Brown goes on to describe how as PM he ensured British troops left Iraq. While the Americans finally left in December, 2011, Britain had left in April, 2009 – two years and eight months earlier. The British decision to leave was made in 2007

When I became prime minister, I was of the view that we should end our four-year military presence in Iraq. Privately, I thought we should do so as soon as possible and set myself the task of leaving by the end of 2008.

In my Camp David meeting with George Bush in July, 2007 he pressed me to stay longer and raise troop levels. I told him I was not willing to see an endless British occupation and I was clear that while we would not leave until security was improved, our deployments would have to be made in the British interest. Our plan was to scale down and withdraw. In the end, we left only 16 weeks later than I had planned – on 30 April, 2009.

In fact, for some time in Basra, we had started to do things differently from the Americans.

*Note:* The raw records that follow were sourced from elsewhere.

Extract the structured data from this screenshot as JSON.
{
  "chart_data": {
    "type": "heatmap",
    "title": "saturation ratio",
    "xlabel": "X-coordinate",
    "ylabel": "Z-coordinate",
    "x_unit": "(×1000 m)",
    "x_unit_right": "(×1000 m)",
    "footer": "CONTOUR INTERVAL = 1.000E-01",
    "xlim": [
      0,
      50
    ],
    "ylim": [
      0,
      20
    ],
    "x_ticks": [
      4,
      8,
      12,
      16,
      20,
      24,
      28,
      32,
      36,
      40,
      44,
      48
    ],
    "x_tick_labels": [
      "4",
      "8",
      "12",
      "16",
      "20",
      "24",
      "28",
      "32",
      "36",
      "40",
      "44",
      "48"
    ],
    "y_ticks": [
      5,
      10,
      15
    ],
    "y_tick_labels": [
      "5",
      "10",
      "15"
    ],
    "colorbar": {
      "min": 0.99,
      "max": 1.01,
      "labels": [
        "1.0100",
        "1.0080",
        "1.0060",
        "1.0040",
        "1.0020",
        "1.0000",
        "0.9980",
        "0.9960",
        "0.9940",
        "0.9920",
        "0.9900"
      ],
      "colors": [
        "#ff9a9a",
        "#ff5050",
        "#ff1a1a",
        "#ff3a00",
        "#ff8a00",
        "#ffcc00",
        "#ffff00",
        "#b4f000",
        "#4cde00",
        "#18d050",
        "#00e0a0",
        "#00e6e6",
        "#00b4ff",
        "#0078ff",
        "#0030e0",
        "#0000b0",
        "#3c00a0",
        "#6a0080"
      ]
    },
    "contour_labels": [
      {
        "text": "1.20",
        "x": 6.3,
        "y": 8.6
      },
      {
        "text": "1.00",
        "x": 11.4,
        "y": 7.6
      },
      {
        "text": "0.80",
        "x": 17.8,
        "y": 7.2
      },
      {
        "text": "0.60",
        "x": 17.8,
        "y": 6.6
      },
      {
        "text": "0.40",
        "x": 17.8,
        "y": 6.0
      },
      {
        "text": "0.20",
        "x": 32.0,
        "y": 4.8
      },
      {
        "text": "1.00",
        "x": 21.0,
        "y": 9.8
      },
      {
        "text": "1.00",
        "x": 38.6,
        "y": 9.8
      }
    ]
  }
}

In essence, we tended to favour a more rapid transition to Iraqi control than the US did, not least as a means of forcing the Iraqis to step up to the plate. ‘Iraqification’, an ugly term, best explained our objective: while the US led their surge, we planned to transfer control back to the Iraqis, province by province.

General Petraeus thought our position should be “in together, out together”, but I told him that autumn that the British task would be limited to creating enough stability to allow us to depart.Nevertheless, I would not explicitly position our departure as a break with the US and refused to convey the impression that we were distancing ourselves from America even at a time when the Iraq intervention was becoming more and more unpopular. There was never, I told my colleagues, going to be any public or private self-satisfaction in our leaving Iraq.

At this time I made another decision: not to use our future departure from Iraq as an occasion to draw a contrast with Tony or score points against him either.

We know that even a just war does not necessarily deliver a just peace. When we left Iraq in 2009 it was still one country, with one government and one Parliament but in the last few years Iraq has again been torn apart by deep sectarian divisions.

There is a good reason why it was more difficult to sustain a peace than win a war. Nation-building from the outside is fine in theory but hard in practice.

Not every world problem can be solved by America or, for that matter, the West. It was a lesson that was to be impressed upon us with equal force in Afghanistan.